Where do we want to go? Chihuahuas and Great Danes were "bred" in about 150 years or about 50 generations. At the same rate we could "breed" much smaller people, say, an average of 5 rather than 50 kilograms in about 1500 years at 30 years per generation, less if we encourage younger rather than older childbearing. With smaller people we could feed ten times more people with the same food, support ten times more lives (God given souls to some), or "sustain" 7 billion of us on one tenth the resources and land. So many more and larger parks we could enjoy. Alas, unless we change our insatiable desire for material betterment, such desires will remain always unmet, always demanding "progress" to save more lives, reduce more suffering, or increase one's riches. Can you see where "compassion" leads?

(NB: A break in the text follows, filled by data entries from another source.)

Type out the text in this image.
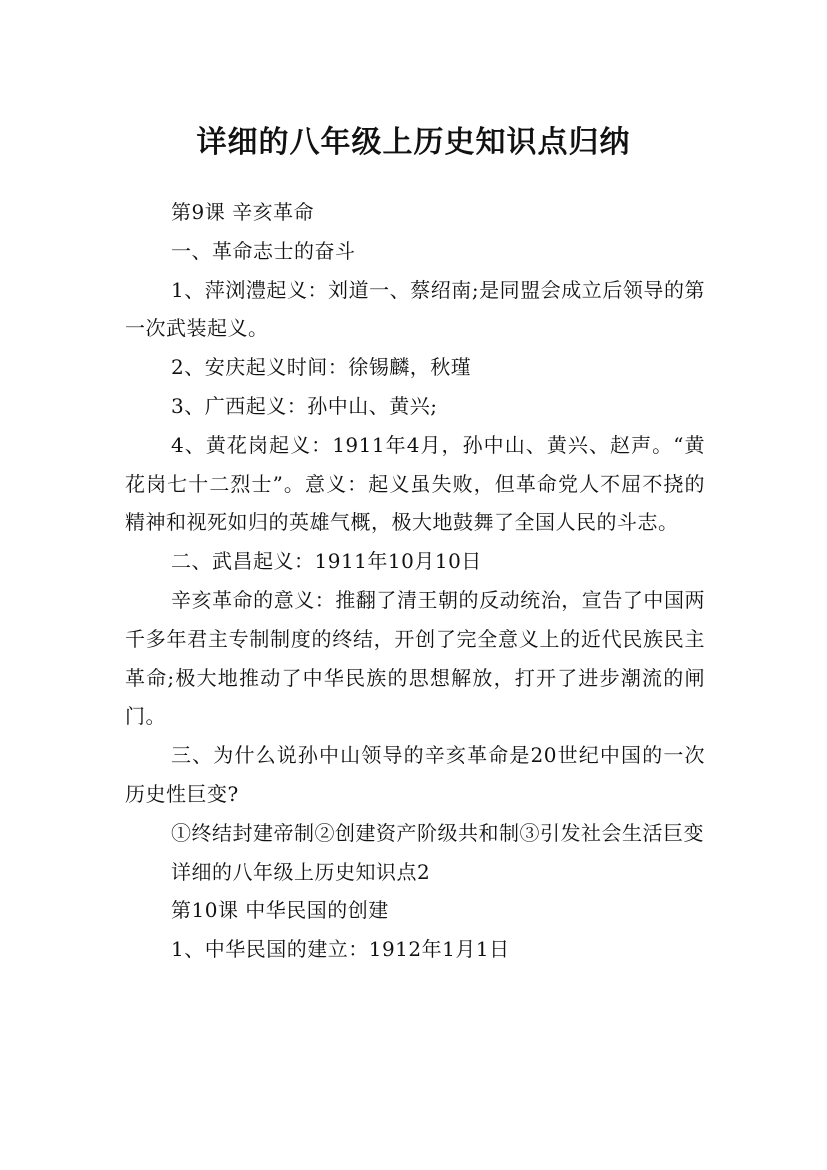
详细的八年级上历史知识点归纳

第9课 辛亥革命

一、革命志士的奋斗

1、萍浏澧起义：刘道一、蔡绍南;是同盟会成立后领导的第一次武装起义。

2、安庆起义时间：徐锡麟，秋瑾

3、广西起义：孙中山、黄兴;

4、黄花岗起义：1911年4月，孙中山、黄兴、赵声。“黄花岗七十二烈士”。意义：起义虽失败，但革命党人不屈不挠的精神和视死如归的英雄气概，极大地鼓舞了全国人民的斗志。

二、武昌起义：1911年10月10日

辛亥革命的意义：推翻了清王朝的反动统治，宣告了中国两千多年君主专制制度的终结，开创了完全意义上的近代民族民主革命;极大地推动了中华民族的思想解放，打开了进步潮流的闸门。

三、为什么说孙中山领导的辛亥革命是20世纪中国的一次历史性巨变?

①终结封建帝制②创建资产阶级共和制③引发社会生活巨变

详细的八年级上历史知识点2

第10课 中华民国的创建

1、中华民国的建立：1912年1月1日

We in the USA now consume 100 to 200 times the energy it takes to keep our bodies alive. This living energy level is not exceeded by any other species. Some parts of the world, India for example, use only about 5 times the living energy, and that is because most Indians are very "poor", but perhaps only compared to us, not to wolves, mountain goats, elephants, or whales. Smaller people, more people, more love, more misery? Where do we want to go? Options before us are great and we can't have them all. Which brings me back to your quote;

(I) "believe that our only option now is to decide how much we value what we currently have, and to decide what we are willing to do to maintain it"

To which I fully agree, but would add "or change it" as we always have. I don't think we have valued "what we have", our current conditions very much at any time. We seek to change the present to make it better for the future. Many suggest this is our deepest sin, another hypothesis for which I have much sympathy.

We are now in control of so many things; things I don't think we really want to be in control of; but we are. We can "decide" not to decide, i.e. just continue to "let things ride", "let freedom and human ingenuity reign as they always have", but that "non-decision" is a decision in itself, given our current scientific abilities. Shall we continue to weaken our gene pool by keeping "disadvantaged" (like me by the way) alive and well? Or do we thus increase genetic diversity and therefore adaptability. Do you know. I don't, but I have opinions.

Preserve parks of "saved" species, sure, but let's really be aware of the energy stolen from the gods when we embark on materialist humanitarian quests. I don't know how to change that quest, and I suspect it may be so deeply embedded within us it is futile and "unnatural" to fight it. We can go back to the sea if we want, like the dolphins and whales, maybe they "decided" to do just that 30 million years ago or so. So can we.

My favorite, and the one I lobby for, is going back to the trees on our way back to the sea, back to the garden of Eden where we accepted death and suffering as part of living while munching on grain we gather as we gossip our hearts out. I don't think we will choose to go that way, but we might be forced. Any chance of that? Not that I can see. So it's off to the uncharted stars.

What is our course, what do we want to do? Tell me teacher.

* I am just an old geologist and recognize we have not even scratched the geosphere yet; the next wash of the sea will turn our mightiest pyramids to frozen ripples of some forgotten beach as it marches over the land. But even the massive hydrosphere we have started to significantly change, especially locally, as our fresh-water rivers and lakes along which we gather. The atmosphere, sure, it too, but the diluting effects of the atmosphere are more rapid than the hydrosphere. And the biosphere -- there is not a square centimeter on earth that has not be significantly altered.